A Need For Raw Talent

Paul Jacobs is the founder & president of jacAPPS, a mobile app startup based in Southfield. Jacobs is a serial entrepreneur with a string of businesses in the media landscape. He got his start creating media consulting and consumer research firms. Jacobs was an early adopter in the mobile space, launching jacAPPS in 2008. Its first app was a custom job for the WRIF radio station and has created 775 mobile apps since then. It is now one the primary app makers for Ford. 
 
Jacobs describes jacAPPS as the house app developer for Ford's SYNC system. The Southfield-based company employs about half a dozen people and is adding interns this summer. Jacobs expects his firm to make a rapid expansion in 2013 to accommodate his company's growth.

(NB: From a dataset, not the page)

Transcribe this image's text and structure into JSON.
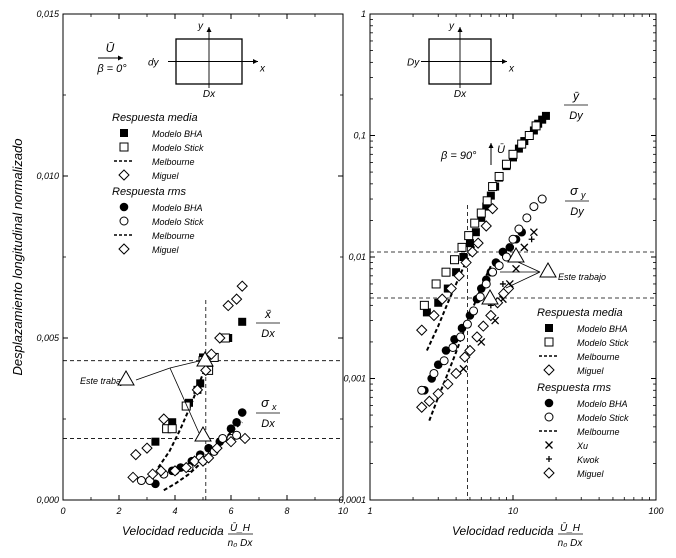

Mobile technology is often referred to as one of the fastest growing, some argue the fastest growing, sector in the U.S. economy. Is this a trend that will continue for the next 5-10 years?
 
We've only reached the halfway point of smartphone penetration among cell phone owners, so there's a lot more headroom for market penetration. But we're in the bottom of the first inning in terms of potential and impact. The smartphone has emerged as the digital hub of everyone's lives. It's the one device that is never more than 6 inches away from you, and because of its multi-faceted functionality, has essentially replaced everything that's come before it - it's got media, Internet, games, and interaction.
 
And the next phase that's just upon us is interactivity in connected vehicles like Ford's SYNC and other digital dashboard system. Ford's AppLink software can now enable apps to be voice controlled in their vehicles, so soon, a lot of the functionality of your mobile apps will take on the added dimension in the car.
 
I keep revising an upgrading my business plan every six months, because honestly, new opportunities emerge with mobile all of the time.
 
When you look to hire for a young company, do you lean more toward finding raw talent that can be molded or toward an established professional with an effective skill set? 
 
It's really a mix, but we tend to gravitate toward the less experienced than grizzled veterans. We are a different kind of software developer because we come at this from a marketing and end-user perspective. Almost all of my employees have a liberal arts background, so they tend to use both sides of their brain. The result is better apps that combine the best of functionality and usability, and we have found that it's easier to find this mix of skills with slightly less experienced developers because their habits aren't hard coded.
 
You have have been running companies and hiring people for decades. Name one of the more unique processes you or a fellow employer have used when hiring?
 
There's no tricks to this. The one thing that I consistently ask prospects is what books, magazines or newspapers (print or online) do they read? You can learn a ton by discovering how expansive their thinking is. Are they students of the game and read a lot of trade and industry publications? Do they have interests outside of the field that could open up new avenues of growth? Or, do they spend their time playing video games, producing Vines, watching Hulu, and bugging friends and family on Facebook? I'll take the curious person over the couch potato any day.
 
A lot of local leaders are preaching that the region needs to up the skill sets of its workforce to meet the needs for the 21st Century workplace. Have you seen the need for this while hiring in recent years and if so, what needs to be done to make our workforce more competitive?
 
This is our biggest challenge, and I know that it also is with my colleagues and competitors. Our region has two essential problems - the overall decline of the education system, and the exodus of our best talent to other regions of the country. So, one is a long-term challenge that hopefully will be improved by the general turnaround of our economy, as long as our political leaders make this a funding priority. The second is more challenging. We can't change the weather. But we can control the types of environment we create for workers to keep them.
 
I recently was in a discussion with a potential partner in Silicon Valley. When it came time to compare salaries, benefits, etc., it was clear that we have a true advantage here in what we need to pay employees compared to other technology hot spots. So there's room to improve in this area. I realize that this flies in the face of the bean counters, but as an industry, it might be time to pay a little more, provide better benefits, and invest in great working environments to keep our best and brightest.
 
What have your companies done to make sure the skills sets of its employees stay sharp over time?
 
While we don't currently invest in ongoing learning (and we should), we've created a stimulating environment where there is a constant flow of ideas, information, and outside thinking. Our DNA is in research and strategic development, so between the research we're conducting and the volumes of publications we read and access online (yes, we are voracious readers which is why I look for this in a potential employee), our staff gets a pretty constant flow of information designed to broaden out their thinking.
 
Developers need to do more than just sit in front of a screen all day, so getting the most recent thinking on mobile apps from me and then sitting around and discussing it is just one way that we ensure that everyone's brains are engaged and hopefully expanding. There's a lot of sharing of ideas and opinions, even if the topic has nothing to do with creating an app. This is information and thinking that will come in handy one day, and let's face it, also keeps things from being boring.
 
And the other secret is that we make sure we regularly go out for sushi together and try to go to as many Tigers games as we can fit in (never enough).